A combination of surging consumer demand, a rapidly growing services sector, clear laws, a robust financial system and booming stock markets have made India one of the most sought-after destinations for capital, attracting nearly a fourth of the $28 billion that Asia (minus Japan) has received so far in 2007.
And PE firms that have been seeing returns from investments in developed markets dwindle, are obviously betting on emerging economies like India for big returns.
Some of the best-known firms such as Lehman Brothers, Baird Private Equity, Apax Partners and Soros Fund Management have been quite active in India in recent months.
India is currently the third largest telecom market after China and the US, with total number of telephone subscribers at over 235 million as of June 2007.
The most important barometer of telecom penetration among population – the tele-density – is predicted to reach 18 per cent by 2009.
Though that is far behind USA and China, which have a tele-density of 60 per cent and 23 per cent respectively, the c ellular subscriber base in India is expected to quadruple by 2012.
Investors believe that given the low penetration levels, mobile telecom (now accounting for as much as 75 per cent of the total subscriber base) will be the major growth driver, with its ability to continually address larger proportions of the population.
According to analysts, even though India's hot equity markets seem to be competing with private equity opportunities, India also offers a buoyant exit option both through mergers and acquisitions and IPOs.
A few private PE players also made profitable exits. Ashmore Investments and Deutsche Bank sold their stake in Spice Telecom to Telekom Malaysia for approximately $179 million.

Warburg Pincus had sold its stake in Bharti Televentures during 2004-2005 (after having invested $292 million way back in 1999-2001) partly in the stock market and partly through a strategic sale to Vodafone.
Total realization from the exit was a gigantic $1.6 billion, making this the most profitable exit in the history of PE in India. The attractiveness of telecom sector in India is borne out by the relatively higher average PE multiple of over 50 in deals like these.
The good news is that it not just telecom service providers that are seeing the action. As the sector continues to grow by leaps and bounds, the telecom infrastructure segment too is expected to bring significant investment opportunities.
Bharti Infratel (telecom tower subsidiary of Bharti-Airtel valued at a staggering $11 billion, with 40,000 towers and planned 30,000 more towers by end 2007) is considering offloading a 10-12 per cent stake in Infratel to banks and PE funds by the end of fiscal year 2007, or within the next 18 months. It is in talks with Goldman Sachs, JP Morgan, Citi, Lehman Brothers and Warburg Pincus.

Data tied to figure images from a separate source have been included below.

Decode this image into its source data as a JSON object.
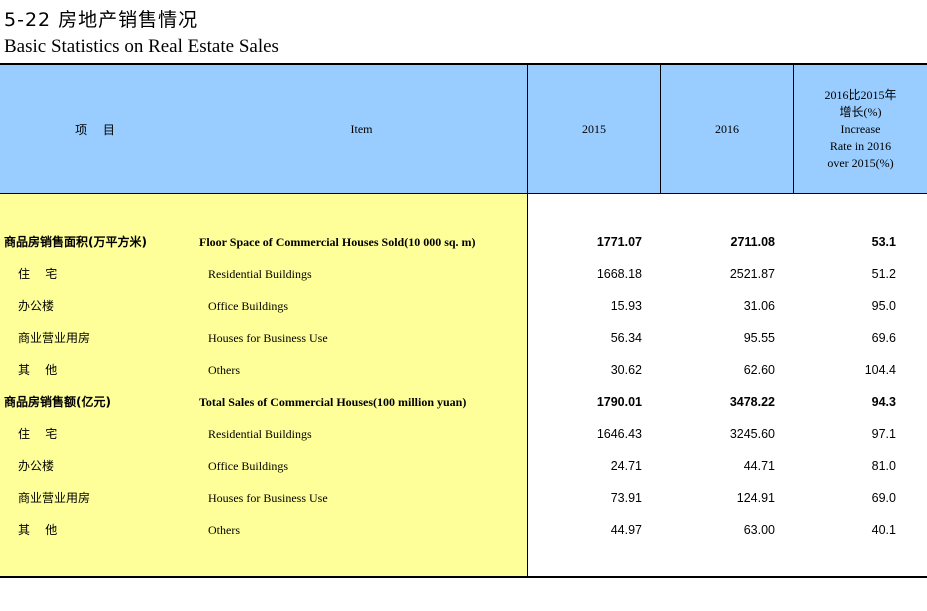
{
  "title_cn": "5-22  房地产销售情况",
  "title_en": "Basic Statistics on Real Estate Sales",
  "header": {
    "item_cn": "项 目",
    "item_en": "Item",
    "col_2015": "2015",
    "col_2016": "2016",
    "increase_lines": [
      "2016比2015年",
      "增长(%)",
      "Increase",
      "Rate in 2016",
      "over 2015(%)"
    ]
  },
  "rows": [
    {
      "cn": "商品房销售面积(万平方米)",
      "en": "Floor Space of Commercial Houses Sold(10 000 sq. m)",
      "v2015": "1771.07",
      "v2016": "2711.08",
      "rate": "53.1",
      "bold": true
    },
    {
      "cn": "住    宅",
      "en": "Residential Buildings",
      "v2015": "1668.18",
      "v2016": "2521.87",
      "rate": "51.2",
      "bold": false
    },
    {
      "cn": "办公楼",
      "en": "Office Buildings",
      "v2015": "15.93",
      "v2016": "31.06",
      "rate": "95.0",
      "bold": false
    },
    {
      "cn": "商业营业用房",
      "en": "Houses for Business Use",
      "v2015": "56.34",
      "v2016": "95.55",
      "rate": "69.6",
      "bold": false
    },
    {
      "cn": "其    他",
      "en": "Others",
      "v2015": "30.62",
      "v2016": "62.60",
      "rate": "104.4",
      "bold": false
    },
    {
      "cn": "商品房销售额(亿元)",
      "en": "Total Sales of Commercial Houses(100 million yuan)",
      "v2015": "1790.01",
      "v2016": "3478.22",
      "rate": "94.3",
      "bold": true
    },
    {
      "cn": "住    宅",
      "en": "Residential Buildings",
      "v2015": "1646.43",
      "v2016": "3245.60",
      "rate": "97.1",
      "bold": false
    },
    {
      "cn": "办公楼",
      "en": "Office Buildings",
      "v2015": "24.71",
      "v2016": "44.71",
      "rate": "81.0",
      "bold": false
    },
    {
      "cn": "商业营业用房",
      "en": "Houses for Business Use",
      "v2015": "73.91",
      "v2016": "124.91",
      "rate": "69.0",
      "bold": false
    },
    {
      "cn": "其    他",
      "en": "Others",
      "v2015": "44.97",
      "v2016": "63.00",
      "rate": "40.1",
      "bold": false
    }
  ]
}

Reliance Communication too is expected to either sell stake to PE players/financial investors, or go for a public listing in the coming months in Reliance Telecom Infrastructure.
Tata Teleservices is already in talks with Temasek and some other PE players for divesting a sizeable stake (up to 20 per cent) in its infrastructure subsidiary, holding wireless towers and other related telecom infrastructure.
Other segments too are reaping the benefits of the Indian telecom boom. In April, Aureos Capital announced an $8-10 million investment in Ordyn Technologies, a Bangalore-based manufacturer of optical telecom transmission equipment.
Players such as Seqouia Capital, Northwest Venture Partners, Lehman Brothers, and Matrix Partners are eyeing big growth opportunities in value-added services (VAS) and content aggregation companies.
Sequoia alone has made investments in about half a dozen entities, mostly in the VAS or content aggregation space. Lehman Brothers recently invested about $15 million in Cellebrum while Northwest Venture Partners and Nexus have invested about $12-$15 million in Mobile2Win.com.
This is expected to grow to big ticket investments in the months and years to come, and get a fillip as soon as 3G debuts in India and VAS firms' evaluations soar further.